There might be an issue with the venting or maybe the way wind is hitting the outside vent that is increasing the combustion chamber pressure.

Knowing the history of the heater would help.

Maybe heat trapped in the combustion chamber caused warping or a failed seal.

The stack flue sensor might have been periodically coming on and just not noticed.
 

setsailsoon

Gold Supporter
LifeTime Supporter
TFP Guide
Oct 25, 2015
2,074
Stuart/FL
Wow! Look like the rubber seal got hot enough to melt. Don't see evidence of external heat applied so seems like it ran dry. A lot had to go wrong for that to happen. I agree with others this needs a pro to look at it. Too many potential hazards for a DIY unless you're also a qualified gas tech.

Chris
 

LSUser

Member
Dec 30, 2019
6
South Louisiana
Thank you, gentlemen.

The fan is coming on.
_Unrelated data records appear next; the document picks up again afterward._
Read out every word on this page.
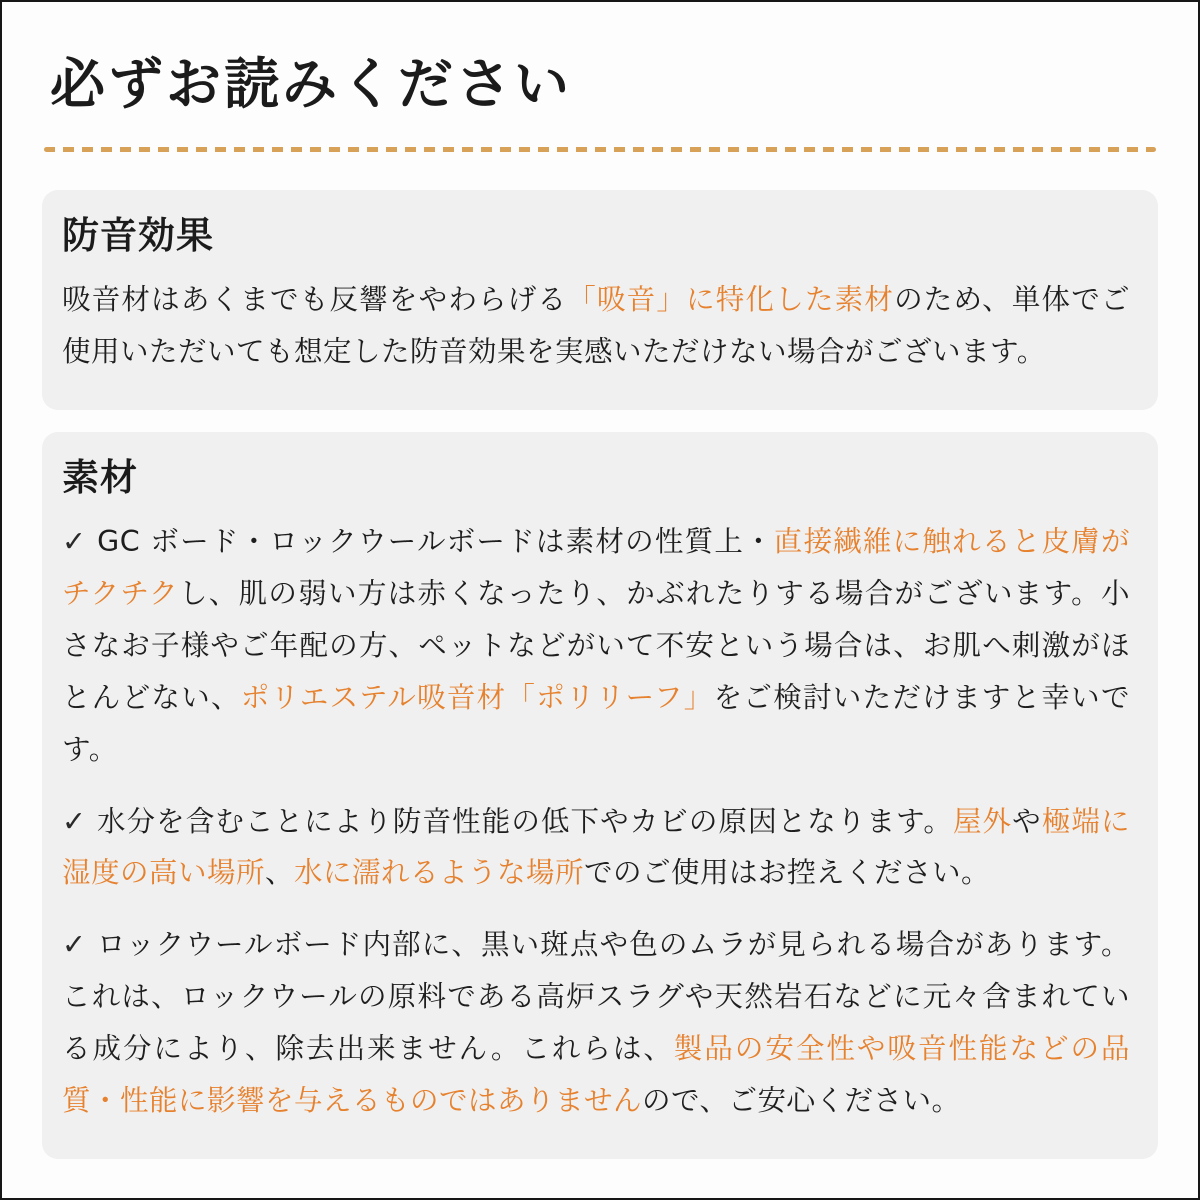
必ずお読みください
防音効果

吸音材はあくまでも反響をやわらげる「吸音」に特化した素材のため、単体でご使用いただいても想定した防音効果を実感いただけない場合がございます。

素材

✓ GC ボード・ロックウールボードは素材の性質上・直接繊維に触れると皮膚がチクチクし、肌の弱い方は赤くなったり、かぶれたりする場合がございます。小さなお子様やご年配の方、ペットなどがいて不安という場合は、お肌へ刺激がほとんどない、ポリエステル吸音材「ポリリーフ」をご検討いただけますと幸いです。

✓ 水分を含むことにより防音性能の低下やカビの原因となります。屋外や極端に湿度の高い場所、水に濡れるような場所でのご使用はお控えください。

✓ ロックウールボード内部に、黒い斑点や色のムラが見られる場合があります。これは、ロックウールの原料である高炉スラグや天然岩石などに元々含まれている成分により、除去出来ません。これらは、製品の安全性や吸音性能などの品質・性能に影響を与えるものではありませんので、ご安心ください。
Good suction on the intake. SFS reporting 320 F. The exhaust stack is up 6' and then 90 deg to exit the wall. Good flow of hot at the termination as well. But the pipe is only a 4". I will upgrade to 8" since the manual recommends against anything smaller than 8". I think that will go a long way toward eliminating this problem.

The heater is about 2 years old. The exchanger has not been replaced. It has been cleaned at least 3 times. My wife checks the chemicals daily. I replaced the igniter (after i broke it once while putting it back together after cleaning the exchanger, sanding and re-painting the inside of the exchanger tub before).

The metal tub around the heat exchanger had enough rust on it to potentially let hot air escape toward the manifold. I fabricated (crudely) an aluminum shield to deflect hot gases away from the top of the manifold after sanding it, treating with Rust-Stop, and re-painting the area.

The tank lid also has a new gasket in addition to the half-Rear heat shield.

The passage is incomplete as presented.